Video: All Star Trio "Fluffy Ruffles" (1919)

The All Star Trio. Image nicked from

Above, on the left, is George Hamilton Green (1893-1970), who began life as a successful musician -- and ended up being a cartoonist. A successful cartoonist, or so I am led to believe.

Before he became a full-time cartoonist, George composed and played music. He and his brothers provided the score for a couple of the first Mickey Mouse animated shorts, including "Steamboat Willy." He recorded thousands of pieces, before leaving the music scene shortly after the death of his older bother Joe Green (1892-1939) due to complications from an operation. He lived in Woodstock, NY, working as a full-time cartoonist, until his own death in 1970.

While I couldn't find any samples of his drawings online, I sure did like this old timey 1919 jazz piece he composed titled "Fluffy Ruffles." Here, he plays his signature xylophone with Wheeler Wadsworth (sax) and Victor Arden (piano). Together, they were the All Star Trio.

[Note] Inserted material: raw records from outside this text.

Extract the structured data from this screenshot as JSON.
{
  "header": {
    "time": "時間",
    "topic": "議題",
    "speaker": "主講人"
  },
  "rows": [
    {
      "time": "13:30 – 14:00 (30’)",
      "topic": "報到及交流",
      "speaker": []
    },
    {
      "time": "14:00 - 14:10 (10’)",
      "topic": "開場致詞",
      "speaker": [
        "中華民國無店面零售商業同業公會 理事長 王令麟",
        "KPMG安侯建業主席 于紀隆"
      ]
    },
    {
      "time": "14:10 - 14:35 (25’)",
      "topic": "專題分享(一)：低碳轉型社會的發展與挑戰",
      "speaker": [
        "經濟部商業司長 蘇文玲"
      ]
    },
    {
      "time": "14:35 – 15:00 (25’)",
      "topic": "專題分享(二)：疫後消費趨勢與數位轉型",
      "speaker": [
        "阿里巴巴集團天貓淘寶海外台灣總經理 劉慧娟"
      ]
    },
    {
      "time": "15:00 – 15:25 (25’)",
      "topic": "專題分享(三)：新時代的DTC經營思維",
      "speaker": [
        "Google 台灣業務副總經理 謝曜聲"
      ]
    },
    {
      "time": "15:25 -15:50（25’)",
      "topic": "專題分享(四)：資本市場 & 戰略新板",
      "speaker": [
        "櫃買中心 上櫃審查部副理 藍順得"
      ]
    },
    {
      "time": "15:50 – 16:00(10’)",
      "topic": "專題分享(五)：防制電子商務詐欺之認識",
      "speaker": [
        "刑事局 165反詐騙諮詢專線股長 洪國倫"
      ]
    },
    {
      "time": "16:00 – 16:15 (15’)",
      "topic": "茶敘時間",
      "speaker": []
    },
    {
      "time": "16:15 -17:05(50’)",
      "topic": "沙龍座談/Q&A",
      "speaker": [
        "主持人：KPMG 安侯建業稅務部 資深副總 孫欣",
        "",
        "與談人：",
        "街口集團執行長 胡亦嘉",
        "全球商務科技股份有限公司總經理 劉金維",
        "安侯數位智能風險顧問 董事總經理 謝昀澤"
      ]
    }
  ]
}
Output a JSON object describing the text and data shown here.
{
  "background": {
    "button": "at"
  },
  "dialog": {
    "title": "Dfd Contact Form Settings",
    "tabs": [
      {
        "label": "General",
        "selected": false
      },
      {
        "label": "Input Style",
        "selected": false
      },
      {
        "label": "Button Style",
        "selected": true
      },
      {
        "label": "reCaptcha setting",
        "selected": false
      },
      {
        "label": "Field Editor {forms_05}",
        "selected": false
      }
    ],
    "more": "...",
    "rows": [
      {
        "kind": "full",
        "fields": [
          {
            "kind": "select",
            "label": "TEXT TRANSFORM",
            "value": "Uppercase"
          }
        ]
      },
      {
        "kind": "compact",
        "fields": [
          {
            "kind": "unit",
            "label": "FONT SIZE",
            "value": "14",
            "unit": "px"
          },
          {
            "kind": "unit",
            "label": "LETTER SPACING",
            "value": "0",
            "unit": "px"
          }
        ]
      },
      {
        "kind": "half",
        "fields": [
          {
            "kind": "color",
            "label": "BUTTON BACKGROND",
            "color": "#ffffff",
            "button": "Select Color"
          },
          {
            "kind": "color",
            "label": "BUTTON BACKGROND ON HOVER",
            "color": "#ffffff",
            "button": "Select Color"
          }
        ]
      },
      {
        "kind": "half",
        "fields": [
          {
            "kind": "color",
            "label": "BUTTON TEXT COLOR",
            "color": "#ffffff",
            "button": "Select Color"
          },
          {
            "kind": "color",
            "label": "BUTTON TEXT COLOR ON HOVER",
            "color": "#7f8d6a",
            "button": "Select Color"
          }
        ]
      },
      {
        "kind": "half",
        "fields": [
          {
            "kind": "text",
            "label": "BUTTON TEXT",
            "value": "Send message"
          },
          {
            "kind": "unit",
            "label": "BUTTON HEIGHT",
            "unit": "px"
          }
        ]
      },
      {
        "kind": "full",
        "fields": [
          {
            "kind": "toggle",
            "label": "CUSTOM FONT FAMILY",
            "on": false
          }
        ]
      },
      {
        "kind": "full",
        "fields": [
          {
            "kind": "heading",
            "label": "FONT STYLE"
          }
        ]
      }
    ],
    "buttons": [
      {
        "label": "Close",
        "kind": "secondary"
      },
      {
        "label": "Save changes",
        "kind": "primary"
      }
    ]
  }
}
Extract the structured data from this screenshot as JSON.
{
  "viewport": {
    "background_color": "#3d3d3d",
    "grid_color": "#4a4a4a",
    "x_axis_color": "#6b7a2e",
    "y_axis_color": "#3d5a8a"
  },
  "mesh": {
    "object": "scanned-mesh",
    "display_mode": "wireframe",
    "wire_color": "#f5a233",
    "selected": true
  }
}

George Hamilton Green (1893 - 1970) composed many songs that he recorded as a solo artist and with others, including "Fluffy Ruffles." George and his younger brother, Joe played marimba, vibtraphone, harpaphone, bells, and chimes. In 1914, George entered vaudeville and within a year he earned such titles as "World's Fastest Xylophonist" and "Speed King of Xylophonists." By late 1916 he was a member of Earl Fuller's Rector's Novelty Orchestra as well as a vaudeville and concert artist. He began recording in 1916 and most of his early pieces were classical and semiclassical. In 1918 he joined pianist Victor Arden and saxophonist Wheeler Wadsworth to form the All Star Trio. In 1920 he joined his brother and formed the Green Brothers' Novelty Band which also recorded for Victor. Throughout the 1920s they made discs as the Green Brothers' Xylophone Orchestra, Xylophone Band, Novelty Orchestra, Marimba Orchestra, and even Mellorimba Orchestra. Later in life he wrote many musical instruction manuals on various percussion instruments but made his living as a cartoonist. In 1983 he was inducted into the Percussive Arts Society Hall of Fame. He was an important ragtime composer and authored many pieces that remain standards for the instrument even today.


Ger Apeldoorn said...

Hamilton Green was quite a good cartoonist in fact. I come across his work all the time and will try and show a few pieces next Monday on my blog. as I remember it, he had a very controlled line, which made his work seem a bit old-fashioned, but on the other hand it was as unique as his signature, a very controlledly written italic version of his name.

Mike Lynch said...

Great news, Ger. Thanks in advance for sharing some of Green's cartoon work!